Koszmar w trakcie wesela. Podczas zabawy goście zaczęli masowo chorować
Ślub to dla wielu osób jeden z najważniejszych i naj szczęśliwych dni w życiu - nie dziwi nikogo zatem fakt, że w tej wyjątkowej chwili chcą, aby wszystko było zapięte na ostatni guzik. Staranne planowanie wydarzenia ma pomóc uniknąć niemiłych niespodzianek i sprawić, że wszyscy tego dnia będą bawić się w najlepsze. Niestety, nie zawsze się to udaje.

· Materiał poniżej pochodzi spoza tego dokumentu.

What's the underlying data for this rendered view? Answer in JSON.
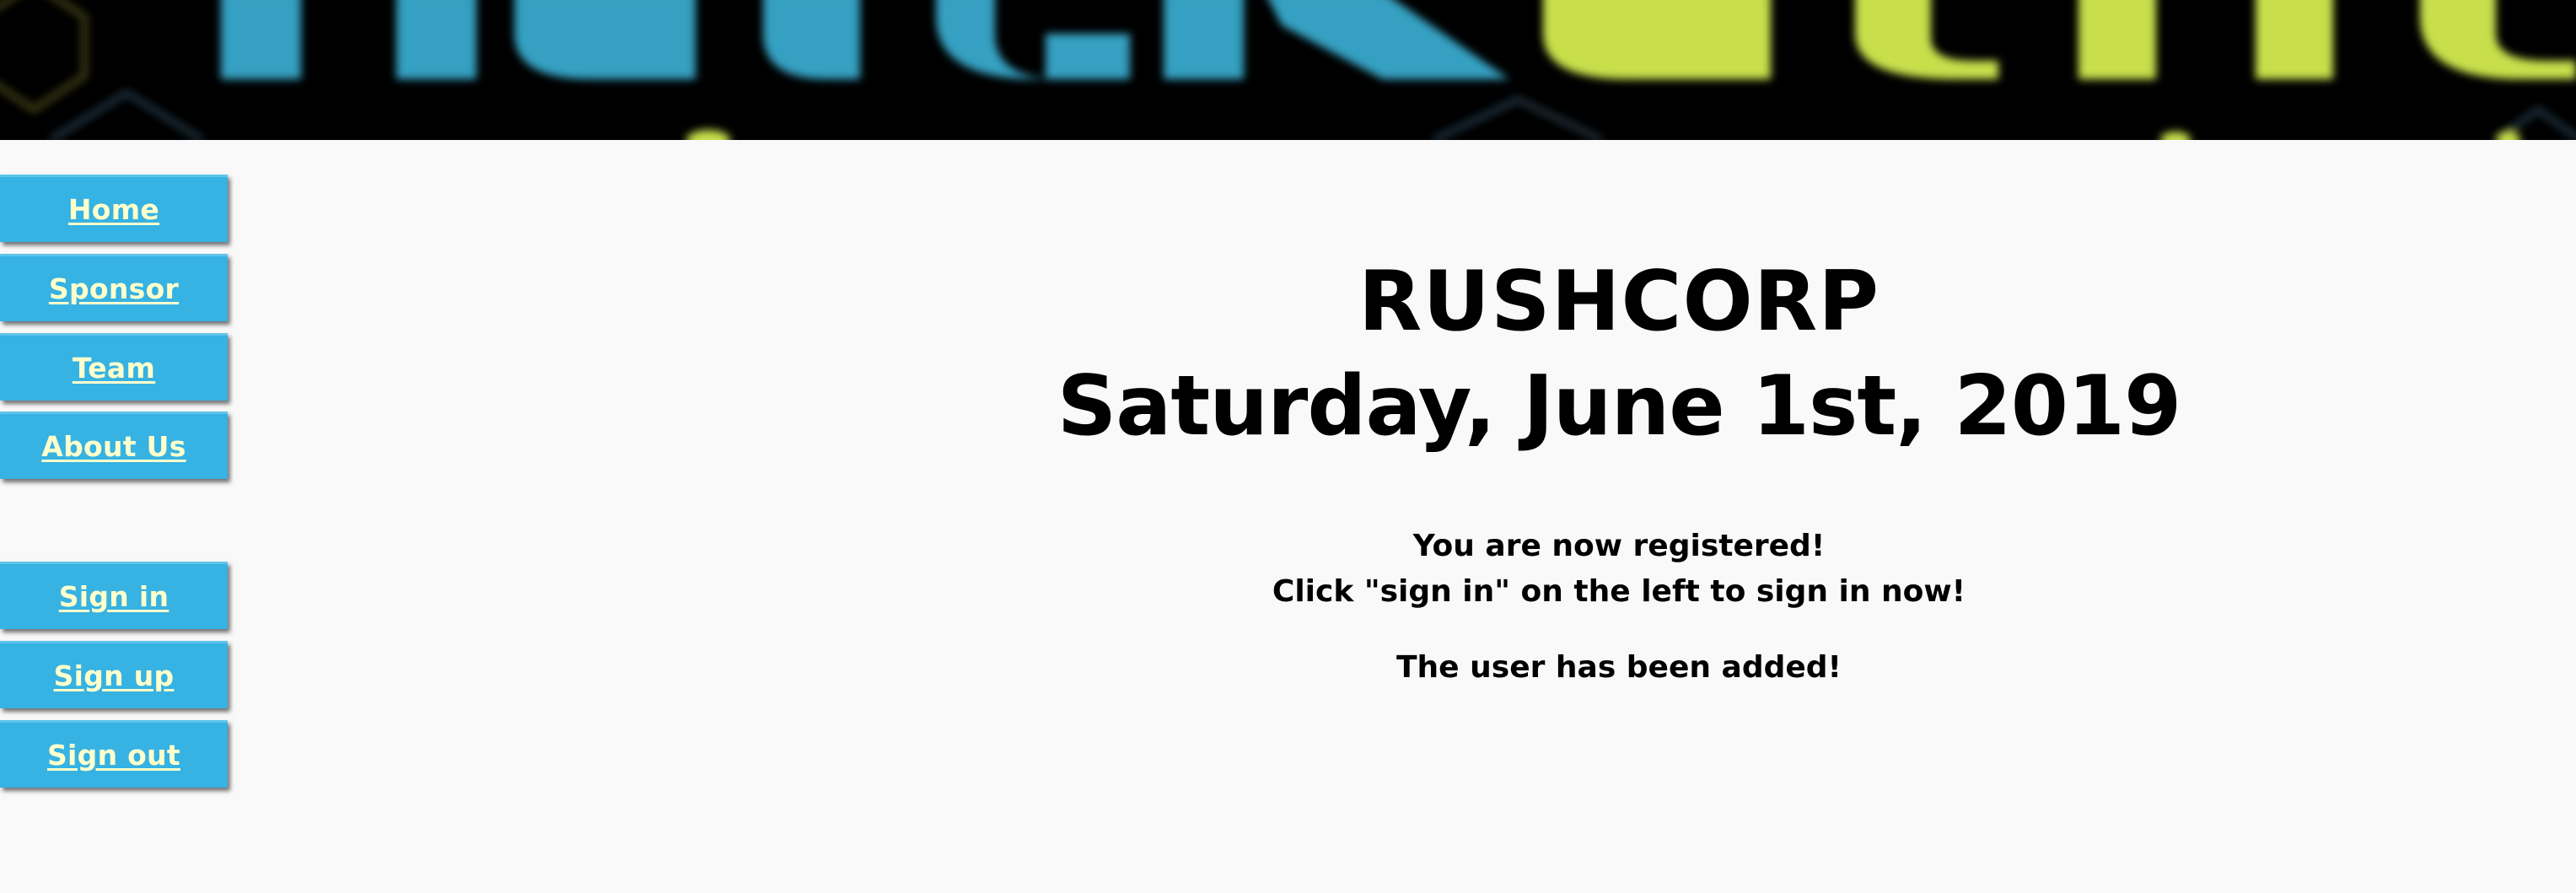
{
  "colors": {
    "banner_bg": "#000000",
    "logo_blue": "#36a0c1",
    "logo_green": "#c8df4b",
    "nav_bg": "#36b2e3",
    "nav_text": "#ffffcc",
    "page_bg": "#f9f9fa",
    "text": "#000000"
  },
  "header": {
    "banner_icon": "hackathon-logo-banner"
  },
  "sidebar": {
    "items": [
      {
        "label": "Home"
      },
      {
        "label": "Sponsor"
      },
      {
        "label": "Team"
      },
      {
        "label": "About Us"
      },
      {
        "label": "Sign in"
      },
      {
        "label": "Sign up"
      },
      {
        "label": "Sign out"
      }
    ]
  },
  "main": {
    "event_name": "RUSHCORP",
    "event_date": "Saturday, June 1st, 2019",
    "messages": {
      "registered": "You are now registered!",
      "signin_hint": "Click \"sign in\" on the left to sign in now!",
      "user_added": "The user has been added!"
    }
  }
}
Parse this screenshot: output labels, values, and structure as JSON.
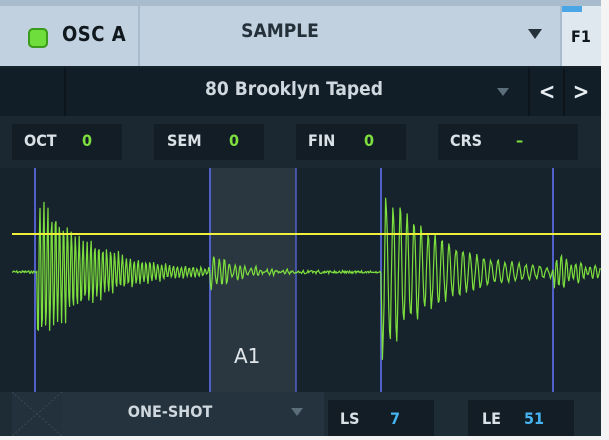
{
  "oscillator": {
    "name": "OSC A",
    "enabled_color": "#6ede3c",
    "source_type": "SAMPLE",
    "filter_route": "F1"
  },
  "preset": {
    "name": "80 Brooklyn Taped",
    "prev_icon": "chevron-left-icon",
    "next_icon": "chevron-right-icon",
    "prev_glyph": "<",
    "next_glyph": ">"
  },
  "tuning": {
    "oct_label": "OCT",
    "oct_value": "0",
    "sem_label": "SEM",
    "sem_value": "0",
    "fin_label": "FIN",
    "fin_value": "0",
    "crs_label": "CRS",
    "crs_value": "–"
  },
  "waveform": {
    "root_note": "A1",
    "waveform_color": "#7ee03e",
    "level_line_color": "#f0f03c",
    "marker_color": "#5160c8"
  },
  "playback": {
    "mode": "ONE-SHOT",
    "ls_label": "LS",
    "ls_value": "7",
    "le_label": "LE",
    "le_value": "51"
  }
}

Koszmarne wesele. Dziesiątki osób nagle zachorowały
Jak donoszą media, do nieprawdopodobnej sytuacji doszło podczas jednego z wesel, które odbywało się w prestiżowej restauracji w Melbourne w Australii. Nowożeńcy z pewnością nie byli przygotowani na to, co wydarzyło się jeszcze w trakcie imprezy.
Choć mogłoby się wydawać, że organizacja wesela w luksusowym lokalu daje gwarancje świetnej obsługi i pysznego jedzenia, to nie zawsze wszystko da się przewidzieć. Impreza na 300 osób nagle zaczęła wymykać się spod kontroli. Najmłodszy poszkodowany liczył sobie zaledwie rok.
W trakcie wesela odbywającego się w prestiżowej restauracji "The Park" w Melbourne w Australii doszło do masowego zatrucia. Jak wynika z relacji gości, którzy bawili się w trakcie feralnego przyjęcia weselnego, jako pierwsza gorzej poczuła się kwiaciarka. Kobieta w pewnym momencie zaczęła odczuwać silne bóle żołądka, a po chwili zwymiotowała. Niedługo później podobne dolegliwości zaczęli odczuwać kolejni biesiadnicy.
Trzy osoby trafiły do szpitala. Najmłodszy poszkodowany miał zaledwie roczek
W ciągu kilkudziesięciu minut źle poczuło się aż 70 spośród 300 uczestników imprezy, co oznacza, że nie był to jedynie zbieg okoliczności. Jak relacjonują weselnicy, sytuacja pogarszała się z minuty na minutę, a najmłodsza ofiara tajemniczej choroby miała zaledwie rok. Co gorsza, aż troje gości wymagało hospitalizacji.
Co zrozumiałe, sprawą szybko zainteresowały się odpowiednie służby, które zostały zawiadomione przez lekarzy felernych biesiadników . Departamenty zdrowia stanu Wiktoria i Port Philip rozpoczęły śledztwo, które ma na celu zbadanie i wyjaśnienie przyczyny tego niemiłego incydentu.
Sprawę komplikuje fakt, że lokal "The Park", w którym doszło do masowego zatrucia, ma dość wysoką reputację i dotychczas nikt nie skarżył się na jakość serwowanych dań. Dość powiedzieć, że w lokalu ceny posiłków zaczynają się od 180 dolarów australijskich, czyli około 500 złotych. Nowożeńcy z Melbourne na imprezę życia przeznaczyli zatem blisko 55 tysięcy dolarów australijskich, czyli niemal 153 tysiące złotych.
Nowożeńcy planują pozwać lokal, w którym podano im szkodliwe jedzenie
Jak wynika z informacji, do których dotarł magazyn "The Age", nowożeńcy planują podjąć stosowne kroki prawne w stosunku do restauracji, która potruła ich gości. Jest to oczywiście jak najbardziej zrozumiałe, gdyż w grę wchodzą nie tylko ogromne pieniądze, ale również zdrowie ich bliskich. Niedawno odbyło się spotkanie wszystkich poszkodowanych gości, w którego trakcie ustalono szczegóły dotyczące planowanego pozwu zbiorowego.
Jak przekazano, nieokreślona dotąd bakteria, która wywołała reakcję chorobową, najprawdopodobniej znalazła się w jednym z dwóch głównych dań weselnych, którymi tego dnia był kurczak i wołowina.